I think you're underestimating just how many devops and infra people dip into the mainstream tech news and adopt that as their new religion.

I have had multiple conversations with high level individuals about why we should be using CloudFlare so widely and what the fallback is if there is an outtage. Usually it boils down to "because reasons".

Today it's #notmyproblem and life is great.

I feel they have one of the most fair offerings, not trying to squeeze every last penny from you like other cloud providers. Just my opinion of them, probably wrong.

I don't think you're wrong.

Reference: CEO takes less than average salary... 600 k./yr. After > 14 years.

Note: as far as I know ( which is one of the many reasons I do "believe" in cloudflare), he is already wealthy and didn't start cloudflare for the money.

The facts seem to be supportive of that statement ( cfr. Compensation).

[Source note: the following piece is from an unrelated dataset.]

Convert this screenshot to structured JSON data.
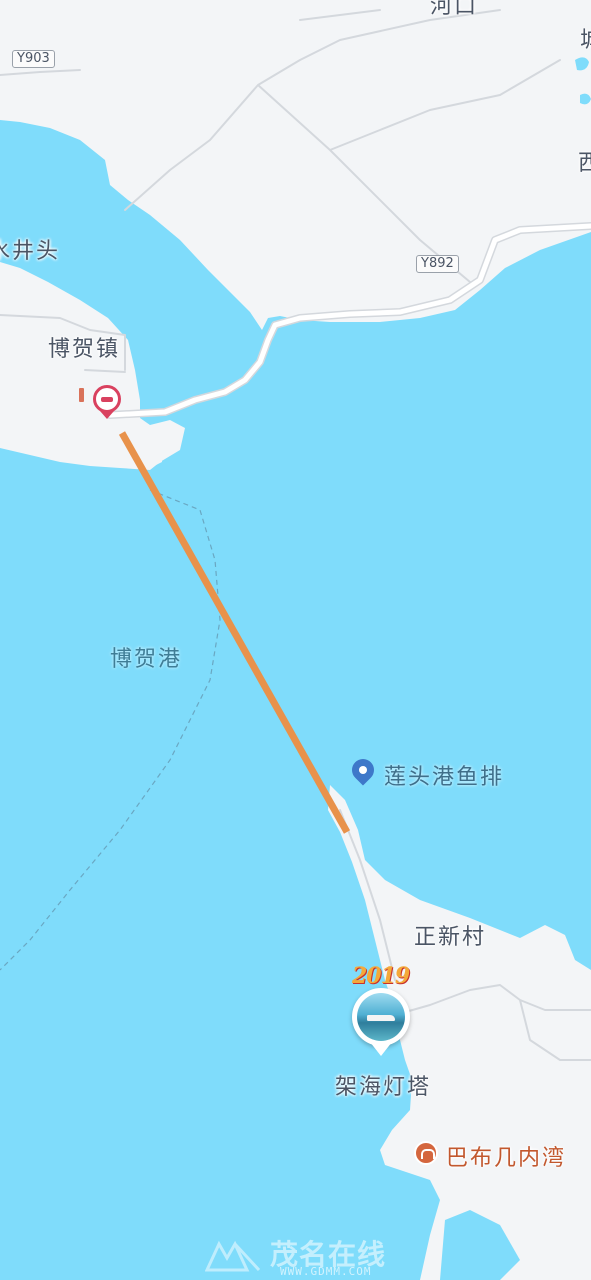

The previous time I was a fan of a company was AMD in 2014 ( somewhere around that time) and because of Lisa Su + product line up.

No idea?

They came along, out of nowhere and started offering their infrastructure, their global distribution network for free as a reverse proxy. This allowed people to scale their single-server-services out for nothing, it insulated servers from DDoS and single-government action. For the people that needed it, it took 10 minutes and revolutionised a lot of slow websites.

But then they started offering actual services. A formal CDN, largely for free but after that, pennies on the dollar of what major players were asking. And 6 years ago they started building your stuff for you, allowing you to host it near your users. They sell domains at cost, host DNS for nothing, and handle inbound email for you.

As a webdev, they're making my life very simple. Things that took me a day to bash out and bootstrap for a new client, I've done with CloudFlare while the client is on the phone.

If they vanished tomorrow, it'd be a wrench. But that's true of so much online infrastructure. Where would you be without Github, NPM, PyPI, dockerhub, etc? Enjoy it while we can.

What about them gives you the creeps?

Tbh. There are multiple objective reasons for me why they don't.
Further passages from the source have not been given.